I'd like to get a new Leica, but I can't afford one. I'd settle for a used one, but I can't afford that either. Thirty years ago I could afford a new one even less. Or a used one even less. My 83-year-old mother told me my late father really, really wanted to buy one in the early 1950s, but he couldn't afford one then or even later in his life. He died being unable to afford one. I will suffer the same fate.
When the inability to purchase something - or even just to dream of purchasing something - becomes a generational thing, it rather softens the "blow" of being told that manufacturing of that thing has ceased. At least my son will not have to suffer a third generation of frustration...
Ken
I can compose and focus my M3 faster than you can focus your wonder af camera, guaranteed.
Hard to believe there aren't any 60 year old dentists or investment brokers buying a new MP to tootle around the cottage with on the weekends...maybe they're busy buying new Harleys.
Anyway, seems like there's nothing to this rumour at the moment.
"It's sometimes better to travel hopefully than to arrive."
No; you cannot.
How do you know?
To call an intrinsic element or characteristic of a design a "design fault" makes no sense.

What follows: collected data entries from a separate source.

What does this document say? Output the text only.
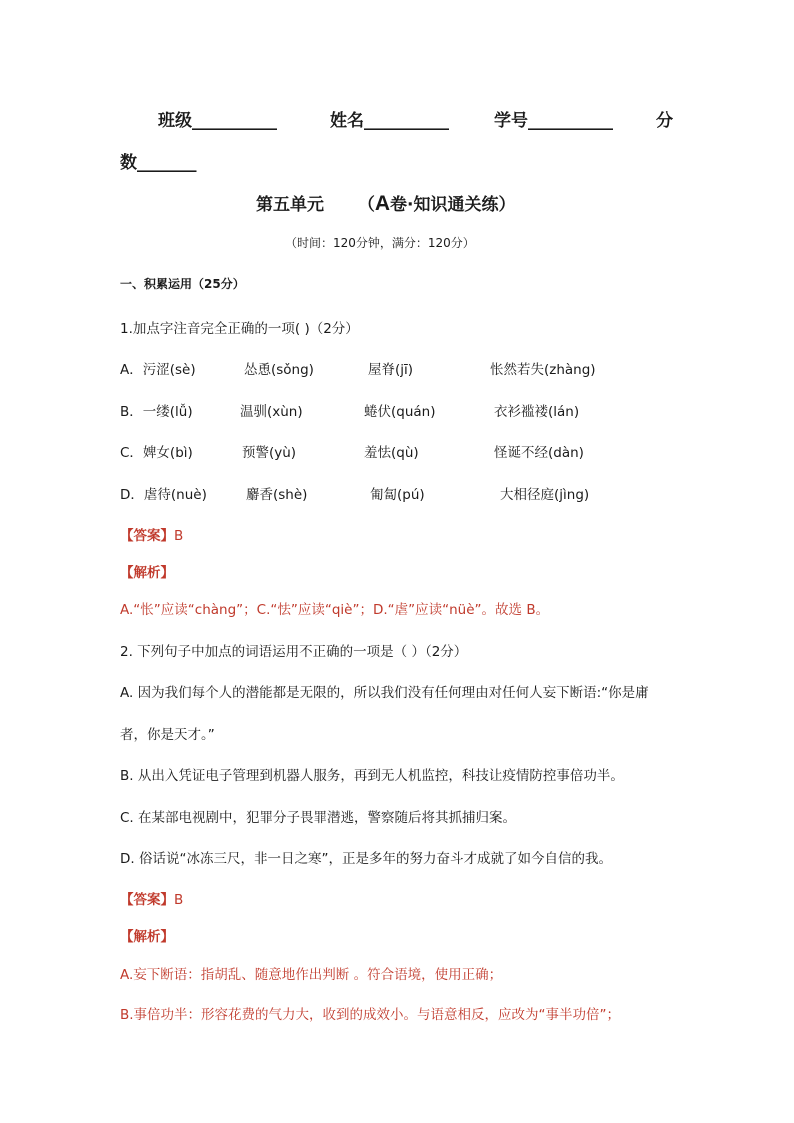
班级__________	姓名__________	学号__________	分
数_______
第五单元 （A卷·知识通关练）
（时间：120分钟，满分：120分）
一、积累运用（25分）
1.加点字注音完全正确的一项( )（2分）
A．污涩(sè)	怂恿(sǒng)	屋脊(jī)	怅然若失(zhàng)
B．一缕(lǚ)	温驯(xùn)	蜷伏(quán)	衣衫褴褛(lán)
C．婢女(bì)	预警(yù)	羞怯(qù)	怪诞不经(dàn)
D．虐待(nuè)	麝香(shè)	匍匐(pú)	大相径庭(jìng)
【答案】B
【解析】
A.“怅”应读“chàng”；C.“怯”应读“qiè”；D.“虐”应读“nüè”。故选 B。
2. 下列句子中加点的词语运用不正确的一项是（ ）（2分）
A. 因为我们每个人的潜能都是无限的，所以我们没有任何理由对任何人妄下断语:“你是庸
者，你是天才。”
B. 从出入凭证电子管理到机器人服务，再到无人机监控，科技让疫情防控事倍功半。
C. 在某部电视剧中，犯罪分子畏罪潜逃，警察随后将其抓捕归案。
D. 俗话说“冰冻三尺，非一日之寒”，正是多年的努力奋斗才成就了如今自信的我。
【答案】B
【解析】
A.妄下断语：指胡乱、随意地作出判断 。符合语境，使用正确；
B.事倍功半：形容花费的气力大，收到的成效小。与语意相反，应改为“事半功倍”；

These days a lot of people would say that a camera that needs film has a "design fault".
I can compose and focus my M3 faster than you can focus your wonder af camera, guaranteed.
Because the quotes from the company rep, on the record, are conclusive enough to say so.
They may not be conclusive *enough* for some, but that's not the issue. If nothing else, it will focus attention on the Leica film line which is at least good marketing.
Ken, it doesn't have to be like that. last year, I started a coin jar, and filled that baby up a few times. every time I skipped a coffee, or a meal out, I dropped a few buck in the jar.
just got an M6 in the mail last week....
now for a lens...
Not true! Pat, I am going to start wearing hip boots if you continue posting non-sense like this.
Steve
You beat me to it. I do a lot of gig photography and manual focus does not cut it compared to even a slow old Nikon F4 AF. I have tried using a Leica M6 a few times and the results were dismal. At the risk of lighting another flame, the Leica 90mm lens I have wide open is also no match for the Nikon lens' in this situation. And, lets not get into changing film squeezed up against the barrier with jostling fans all around. I am lucky enough to have been able to buy many different cameras over the years and it's horses for courses as they say. I think it's a bit silly to claim one brand or design is "best" or "better" than the rest, although if I had to choose only one 35mm camera forever, it would not be a Leica.